The massive AT&T corporation will split up into four smaller, publicly traded companies by 2002, the telecommunications giant confirmed today, a move that essentially dismantles three years of acquisitions by the largest U.S. long-distance telephone and cable television company.
The announcement is a bold restructuring move by the corporation, and the first since creating the “baby bells” in 1984. The four new companies will be AT&T Wireless, AT&T Broadband, AT&T Business and AT&T Consumer.
Two of the four new companies will represent the core of a new AT&T — the business unit that runs the company’s huge telecommunications network and serves business customers, and a separately traded subsidiary containing the shrinking consumer long-distance business.
As separate stocks, investors will be able to track the growth or decline of each unit instead of trying to value the entire conglomerate with its disparate parts.
Meanwhile, long-distance customers will likely see little impact from AT&T’s restructuring, analysts said. The regional Baby Bell phone companies probably will not follow AT&T’s lead in restructuring since they lacked its range of services, the analysts added.
Wall Street Reacts Coolly
On the New York Stock Exchange, AT&T, which beat third-quarter earnings expectations today, finished down $3.63, or 13.3 percent, at $23.56, after stock downgrades from several Wall Street analysts, including Salomon Smith Barney’s Jack Grubman, one of Wall Street’s most influential analysts. He downgraded AT&T’s stock to “neutral” from “outperform,” saying, “We believe the business is melting down.”
And Grubman is not the only analyst reacting less than enthusiastically to the restructuring plan.
“I think it’s the beginning of the end of an icon. It’s a sad day in corporate history.
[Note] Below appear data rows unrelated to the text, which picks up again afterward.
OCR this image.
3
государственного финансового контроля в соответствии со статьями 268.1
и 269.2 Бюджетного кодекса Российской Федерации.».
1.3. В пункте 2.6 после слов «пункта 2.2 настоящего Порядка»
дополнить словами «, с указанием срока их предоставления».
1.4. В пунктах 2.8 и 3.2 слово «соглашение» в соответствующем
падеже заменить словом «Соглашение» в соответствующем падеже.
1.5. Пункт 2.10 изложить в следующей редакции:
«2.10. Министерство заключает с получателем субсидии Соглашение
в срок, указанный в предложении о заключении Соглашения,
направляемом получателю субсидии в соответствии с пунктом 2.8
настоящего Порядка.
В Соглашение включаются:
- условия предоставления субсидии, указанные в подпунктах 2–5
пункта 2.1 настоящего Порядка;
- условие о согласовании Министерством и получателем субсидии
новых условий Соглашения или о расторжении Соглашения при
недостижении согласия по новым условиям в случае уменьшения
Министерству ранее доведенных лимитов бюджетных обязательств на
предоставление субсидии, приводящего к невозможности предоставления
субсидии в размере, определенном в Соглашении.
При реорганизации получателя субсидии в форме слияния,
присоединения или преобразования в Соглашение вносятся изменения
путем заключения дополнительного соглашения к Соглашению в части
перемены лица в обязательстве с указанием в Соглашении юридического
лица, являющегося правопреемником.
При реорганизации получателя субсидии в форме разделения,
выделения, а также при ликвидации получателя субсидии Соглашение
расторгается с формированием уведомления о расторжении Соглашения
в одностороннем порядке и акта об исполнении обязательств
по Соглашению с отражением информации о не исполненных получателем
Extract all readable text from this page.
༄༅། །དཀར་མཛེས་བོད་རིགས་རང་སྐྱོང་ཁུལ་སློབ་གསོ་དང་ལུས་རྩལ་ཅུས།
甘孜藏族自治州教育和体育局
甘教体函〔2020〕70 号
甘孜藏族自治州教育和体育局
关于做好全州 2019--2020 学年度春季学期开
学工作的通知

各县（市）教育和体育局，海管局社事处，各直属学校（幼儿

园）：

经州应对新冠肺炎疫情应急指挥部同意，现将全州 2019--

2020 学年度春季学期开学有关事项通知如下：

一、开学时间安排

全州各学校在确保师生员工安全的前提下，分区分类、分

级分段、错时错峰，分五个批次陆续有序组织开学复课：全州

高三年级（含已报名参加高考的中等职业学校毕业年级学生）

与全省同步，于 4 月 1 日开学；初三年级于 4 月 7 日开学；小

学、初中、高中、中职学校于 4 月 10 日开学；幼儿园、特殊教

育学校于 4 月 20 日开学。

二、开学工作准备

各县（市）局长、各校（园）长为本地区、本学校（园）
It’s the surrender to Wall Street, which was foolishly looking for near-term results and stock gains on a five- to 10-year turnaround project,” said Gartner Group analyst Ken McGee.
“They are going to have to prove that this restructuring is going to put the company on the right track,” said Stanley Nabi, vice chairman at DLJ Asset Management, with $35 billion under management. “When a company has an operation that is losing money, and they sell it, they write of it off. Here, all they are doing is reshuffling the deck.”
ABN Amro analyst Kevin Roe said the move would “make it easier for the Street to value the company, but I still believe operational results are more important.”
A union also is calling AT&T’s reorganization plan flawed.
The Communications Workers of America union said the new plan won’t fix the operational problems at the company. “AT&T has operational problems which cannot be fixed with financial restructuring,” said the union, which represents about 35,000 AT&T employees, or about 20 percent of the company’s workforce.
CEO Armstrong Defends Move
In announcing the change of course, AT&T Chairman C. Michael Armstrong tried to allay fears of both investors and employees, insisting the changes didn’t amount to a contradiction of the one-stop shopping strategy.
“Each of these new companies will move faster in meeting customer needs, but they’ll serve them under one of the world’s most recognized and respected brands and they’ll still be able to offer bundled services through inter-company agreements,” he said in a statement.